Ishiguro acredita que um dia, não hoje, esta dificuldade será
ultrapassada. Talvez demore duas ou três décadas. Julga que o que já pode dizer,
com clareza, é que os investigadores, os neurocientistas e os cientistas de
robótica, estão muito interessados na consciência. Depois da inteligência
artificial, a próxima meta é a consciência artificial.
Um amigo meu que leu este artigo telefonou-me. Alternava a
irritação com a indignação. Estava-se nas tintas para essas máquinas, mas não
podia aceitar o atrevimento da Universidade Católica em acolher esse desvairado
professor. Os católicos acreditavam, e acreditam, que o ser humano foi criado à
imagem de Deus. Voltaire dizia, com humor, que o ser humano pagou-lhe bem. Fez
deuses à sua imagem e semelhança. Agora, prescinde-se de Deus e fazem-se máquinas
à imagem do ser humano! Qualquer dia já vão começar a pedir o Baptismo para
esses andróides e a conceder-lhes ministérios eclesiais que negam às mulheres.
Em vez de padres estrangeiros vamos ter padres andróides de rosto bem português.
A indignação deste amigo levou-o até ao fim: não me admirava que a Católica
viesse a nomear andróides professores de teologia.

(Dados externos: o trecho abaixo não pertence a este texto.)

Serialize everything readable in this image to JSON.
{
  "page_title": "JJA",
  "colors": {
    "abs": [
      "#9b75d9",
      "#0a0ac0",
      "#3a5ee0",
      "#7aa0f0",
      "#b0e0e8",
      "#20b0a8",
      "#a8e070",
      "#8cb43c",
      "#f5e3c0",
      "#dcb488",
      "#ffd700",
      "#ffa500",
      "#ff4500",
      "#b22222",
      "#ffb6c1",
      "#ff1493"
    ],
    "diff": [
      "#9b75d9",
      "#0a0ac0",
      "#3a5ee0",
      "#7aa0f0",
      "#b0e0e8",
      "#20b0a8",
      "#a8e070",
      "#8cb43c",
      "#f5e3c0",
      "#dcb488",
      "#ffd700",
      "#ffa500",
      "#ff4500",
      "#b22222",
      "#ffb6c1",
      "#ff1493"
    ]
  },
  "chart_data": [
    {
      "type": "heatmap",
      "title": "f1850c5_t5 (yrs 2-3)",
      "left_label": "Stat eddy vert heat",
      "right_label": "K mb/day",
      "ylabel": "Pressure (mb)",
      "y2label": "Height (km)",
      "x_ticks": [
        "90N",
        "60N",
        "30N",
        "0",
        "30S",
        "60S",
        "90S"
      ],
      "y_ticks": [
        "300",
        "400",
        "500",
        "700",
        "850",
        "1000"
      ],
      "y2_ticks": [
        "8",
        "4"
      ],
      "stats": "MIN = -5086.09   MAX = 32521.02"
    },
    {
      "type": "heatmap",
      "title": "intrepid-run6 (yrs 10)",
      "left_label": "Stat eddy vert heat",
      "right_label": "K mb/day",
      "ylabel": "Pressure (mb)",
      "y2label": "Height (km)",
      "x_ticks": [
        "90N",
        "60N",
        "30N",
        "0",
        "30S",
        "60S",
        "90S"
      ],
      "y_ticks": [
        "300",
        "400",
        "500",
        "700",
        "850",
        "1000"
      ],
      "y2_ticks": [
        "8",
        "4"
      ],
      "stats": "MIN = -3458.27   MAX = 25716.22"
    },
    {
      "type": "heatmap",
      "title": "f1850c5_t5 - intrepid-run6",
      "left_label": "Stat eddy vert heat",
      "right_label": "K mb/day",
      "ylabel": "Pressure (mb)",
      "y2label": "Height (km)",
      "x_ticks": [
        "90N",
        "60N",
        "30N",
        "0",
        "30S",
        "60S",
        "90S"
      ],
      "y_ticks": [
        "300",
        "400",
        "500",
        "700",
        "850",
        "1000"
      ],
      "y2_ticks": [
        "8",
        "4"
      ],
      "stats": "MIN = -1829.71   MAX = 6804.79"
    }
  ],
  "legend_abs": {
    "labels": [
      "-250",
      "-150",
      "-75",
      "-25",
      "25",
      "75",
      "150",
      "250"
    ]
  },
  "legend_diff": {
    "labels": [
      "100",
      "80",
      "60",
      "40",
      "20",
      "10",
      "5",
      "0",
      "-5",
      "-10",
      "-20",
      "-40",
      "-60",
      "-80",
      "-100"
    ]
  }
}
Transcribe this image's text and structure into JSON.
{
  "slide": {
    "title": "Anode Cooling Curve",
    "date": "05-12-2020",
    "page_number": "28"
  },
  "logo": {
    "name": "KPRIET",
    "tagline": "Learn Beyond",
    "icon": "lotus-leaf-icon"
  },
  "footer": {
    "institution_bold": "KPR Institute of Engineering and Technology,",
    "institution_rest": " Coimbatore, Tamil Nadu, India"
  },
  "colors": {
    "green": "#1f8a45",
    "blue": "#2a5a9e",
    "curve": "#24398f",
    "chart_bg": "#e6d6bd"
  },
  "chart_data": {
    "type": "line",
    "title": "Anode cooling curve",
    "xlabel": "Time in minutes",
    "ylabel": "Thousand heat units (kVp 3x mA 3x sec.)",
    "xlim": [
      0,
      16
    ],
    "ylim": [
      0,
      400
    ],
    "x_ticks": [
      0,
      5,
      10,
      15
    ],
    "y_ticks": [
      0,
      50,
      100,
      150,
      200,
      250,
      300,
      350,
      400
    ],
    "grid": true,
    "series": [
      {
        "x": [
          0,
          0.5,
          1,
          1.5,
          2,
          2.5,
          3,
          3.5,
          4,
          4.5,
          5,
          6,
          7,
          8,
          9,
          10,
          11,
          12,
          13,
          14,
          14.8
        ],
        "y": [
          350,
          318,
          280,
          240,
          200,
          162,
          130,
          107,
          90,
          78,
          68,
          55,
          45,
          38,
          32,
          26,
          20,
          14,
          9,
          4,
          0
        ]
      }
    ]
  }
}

O Papa já se indignou com os telemóveis na missa: corações
ao alto, não telemóveis ao alto. Não sei se estará informado de que muitos
padres já celebrem por telemóvel e Ipad.
2. É preciso ter
em conta que sem máquinas já havia, na Igreja, muitos comportamentos maquinais.
A forma como, alguns clérigos, celebram os sacramentos, mesmo com os livros à
frente e já traduzidos para português, como sabem de cor as fórmulas, é sempre
a despachar. As orações da missa parecem invocar um deus robótico, omnipotente,
omnisciente e eterno. Por outro lado, certa teologia do Magistério eclesiástico
que se limitava a repetir os manuais da doutrina oficial, as decisões dos
antigos concílios e seus anátemas, o Direito Canónico e a invocação da
infalibilidade do Pontífice Romano, a partir do Vaticano I, toda essa teologia
podia ser muito bem substituída por uma maquineta. Não falta quem se sinta um
teólogo porque já tem bibliotecas e documentos da Igreja no seu telemóvel. Se
perguntarem a quem dispõe dessa completíssima documentação e como a utiliza,
vai encontrar quem sinceramente responda: deixo-a dormir.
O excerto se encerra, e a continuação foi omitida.